Honors plans to build new freshmen housing

GVL / Courtesy 

GVL / Courtesy http://gvsu.edu/honor/

Lucas Rains

The Grand Valley State University Frederik Meijer Honors College is planning to rework its program by unifying the four-year-program it provides and creating a new, freshman-only building.

Jeffrey Chamberlain, director of the Honors College, said he wants to connect the program’s classes by maintaining certain themes during students’ time at GVSU. Chamberlain said one of the hallmarks of the program is its foundation in interdisciplinary sequences, which are courses designed to focus on varying subjects.

The future will involve having a connected experience based on sequences. For example, a student may take the Latin American Civilization sequence in their first year, and they can then build on that knowledge in a Latin American Art course their sophomore year. He hopes this unified approach will help prepare students for the real world by helping them connect the different courses they are taking.

“That kind of breadth of understanding and that connection of understanding really helps you function in the world when you leave because you are able to make connections other people can’t,” Chamberlain said.

The Glenn A. Niemeyer Learning and Living Center is the main home for the honors program. This building houses the GVSU community of honors students, but it has proved less than ideal for many. Over the years, Chamberlain said he has realized the apartment-style rooms are not the best option for freshmen in the program because many students spend most of their time inside their apartment.

“We’re in talks of building a new building that will not be apartments, and we’re going to transition as many of our freshman as we can to a new setting that is much more communal, much more open; you get more involved,” Chamberlain said.

Chamberlain said he wants honors freshmen to have the same experience on campus as the rest of the freshmen who live in traditional freshman housing.

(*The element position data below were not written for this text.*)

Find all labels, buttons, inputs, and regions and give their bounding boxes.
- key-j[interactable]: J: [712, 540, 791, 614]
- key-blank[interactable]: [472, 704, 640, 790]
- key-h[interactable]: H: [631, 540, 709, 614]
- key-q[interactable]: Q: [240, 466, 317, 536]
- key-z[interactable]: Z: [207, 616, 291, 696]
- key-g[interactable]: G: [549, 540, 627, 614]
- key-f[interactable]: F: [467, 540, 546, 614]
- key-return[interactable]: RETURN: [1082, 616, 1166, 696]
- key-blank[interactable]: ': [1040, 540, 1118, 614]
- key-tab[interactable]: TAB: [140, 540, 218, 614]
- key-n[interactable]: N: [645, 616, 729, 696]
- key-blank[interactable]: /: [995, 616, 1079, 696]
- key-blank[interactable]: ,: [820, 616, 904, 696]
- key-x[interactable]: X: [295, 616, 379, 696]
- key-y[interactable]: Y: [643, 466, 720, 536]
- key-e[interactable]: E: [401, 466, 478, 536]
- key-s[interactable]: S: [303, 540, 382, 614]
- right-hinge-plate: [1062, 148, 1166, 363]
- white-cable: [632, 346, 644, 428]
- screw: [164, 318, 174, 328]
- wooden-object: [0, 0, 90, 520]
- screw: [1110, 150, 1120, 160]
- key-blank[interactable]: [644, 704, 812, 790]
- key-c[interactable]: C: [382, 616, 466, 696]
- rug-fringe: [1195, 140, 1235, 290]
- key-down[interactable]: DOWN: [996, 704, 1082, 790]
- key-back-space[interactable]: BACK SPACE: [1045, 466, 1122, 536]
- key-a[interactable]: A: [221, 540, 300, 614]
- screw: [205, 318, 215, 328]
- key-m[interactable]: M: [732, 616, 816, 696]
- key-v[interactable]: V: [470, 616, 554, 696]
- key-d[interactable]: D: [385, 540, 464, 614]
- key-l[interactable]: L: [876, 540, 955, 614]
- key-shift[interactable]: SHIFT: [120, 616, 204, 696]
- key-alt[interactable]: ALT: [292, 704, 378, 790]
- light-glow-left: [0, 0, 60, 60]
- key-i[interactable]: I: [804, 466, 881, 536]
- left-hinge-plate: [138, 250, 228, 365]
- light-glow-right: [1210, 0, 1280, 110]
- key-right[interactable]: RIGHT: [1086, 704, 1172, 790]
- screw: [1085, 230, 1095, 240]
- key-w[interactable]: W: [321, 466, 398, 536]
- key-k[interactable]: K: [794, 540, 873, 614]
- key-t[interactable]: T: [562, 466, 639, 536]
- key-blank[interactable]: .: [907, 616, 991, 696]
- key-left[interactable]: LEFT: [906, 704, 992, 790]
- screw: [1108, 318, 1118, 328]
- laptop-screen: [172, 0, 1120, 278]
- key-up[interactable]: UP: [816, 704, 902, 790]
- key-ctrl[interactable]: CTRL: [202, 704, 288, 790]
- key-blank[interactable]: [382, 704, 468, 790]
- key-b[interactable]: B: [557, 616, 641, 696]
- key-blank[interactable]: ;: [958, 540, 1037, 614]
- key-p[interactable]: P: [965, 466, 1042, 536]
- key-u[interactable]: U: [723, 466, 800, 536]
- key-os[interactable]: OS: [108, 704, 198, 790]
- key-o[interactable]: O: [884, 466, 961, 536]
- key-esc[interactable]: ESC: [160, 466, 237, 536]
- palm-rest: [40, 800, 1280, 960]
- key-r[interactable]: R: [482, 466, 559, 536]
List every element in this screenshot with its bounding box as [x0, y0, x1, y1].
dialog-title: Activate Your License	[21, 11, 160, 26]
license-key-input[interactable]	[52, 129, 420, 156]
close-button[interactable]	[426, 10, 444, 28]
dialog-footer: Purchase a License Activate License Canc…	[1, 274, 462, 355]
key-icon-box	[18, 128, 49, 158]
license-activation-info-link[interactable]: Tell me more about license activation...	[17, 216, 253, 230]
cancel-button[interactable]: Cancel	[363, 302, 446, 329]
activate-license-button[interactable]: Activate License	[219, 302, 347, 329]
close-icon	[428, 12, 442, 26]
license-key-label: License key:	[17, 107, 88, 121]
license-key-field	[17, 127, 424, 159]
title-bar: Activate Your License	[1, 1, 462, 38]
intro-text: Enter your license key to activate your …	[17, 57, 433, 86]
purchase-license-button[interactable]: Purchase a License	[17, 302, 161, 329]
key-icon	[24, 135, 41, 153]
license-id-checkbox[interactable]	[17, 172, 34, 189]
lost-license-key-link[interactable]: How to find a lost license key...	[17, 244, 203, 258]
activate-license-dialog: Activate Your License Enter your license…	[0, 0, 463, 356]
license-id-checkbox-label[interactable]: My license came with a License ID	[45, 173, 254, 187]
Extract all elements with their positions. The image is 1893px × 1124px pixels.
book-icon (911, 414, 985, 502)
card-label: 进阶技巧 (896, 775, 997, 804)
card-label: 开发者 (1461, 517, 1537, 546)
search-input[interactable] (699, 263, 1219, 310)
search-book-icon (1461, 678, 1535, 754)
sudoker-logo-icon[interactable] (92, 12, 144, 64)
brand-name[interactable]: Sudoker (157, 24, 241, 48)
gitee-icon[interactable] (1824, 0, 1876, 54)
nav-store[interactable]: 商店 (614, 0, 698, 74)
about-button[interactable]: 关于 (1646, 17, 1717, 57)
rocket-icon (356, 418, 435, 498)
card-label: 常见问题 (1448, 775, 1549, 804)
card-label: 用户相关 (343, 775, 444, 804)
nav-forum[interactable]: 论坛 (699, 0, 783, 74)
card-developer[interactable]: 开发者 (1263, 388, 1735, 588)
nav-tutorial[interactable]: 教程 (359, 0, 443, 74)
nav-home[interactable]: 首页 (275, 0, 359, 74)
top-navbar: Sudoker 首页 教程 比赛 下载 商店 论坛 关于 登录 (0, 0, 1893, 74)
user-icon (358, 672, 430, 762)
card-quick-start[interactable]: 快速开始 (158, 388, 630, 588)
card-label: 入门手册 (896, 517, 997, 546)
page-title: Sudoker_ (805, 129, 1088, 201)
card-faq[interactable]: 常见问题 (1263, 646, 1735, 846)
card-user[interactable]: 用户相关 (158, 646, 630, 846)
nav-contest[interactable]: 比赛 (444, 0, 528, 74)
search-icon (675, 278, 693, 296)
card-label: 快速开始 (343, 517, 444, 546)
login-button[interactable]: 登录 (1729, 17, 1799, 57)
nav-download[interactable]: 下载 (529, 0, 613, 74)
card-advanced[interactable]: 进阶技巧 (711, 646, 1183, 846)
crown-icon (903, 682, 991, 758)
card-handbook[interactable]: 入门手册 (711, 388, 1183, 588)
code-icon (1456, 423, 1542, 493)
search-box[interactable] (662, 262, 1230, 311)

This living situation can expand the social lives of students and help them connect with their entire freshman class instead of solely other honors students.

Taylor Gibson, a sophomore honors student, believes the program can be very helpful in terms of academics, but she said Niemeyer is not the best option.

“The academic experience you get is very valuable, but the social life in Niemeyer is almost none,” Gibson said.

Gibson knew very few people on her floor, and she feels this is attributed to the apartment-style setting of Niemeyer.

For Chamberlain, housing is key during the first year, but not so much later on, because students want to connect with other friends or students in their same study area.

While splitting up where honors students live could potentially fragment the community, Chamberlain said other things will help connect the students.

“I’m not really concerned about having several centers,” Chamberlain said. “What’s more important is that we find ways for people to identify with honors and connect with people across those different living centers.”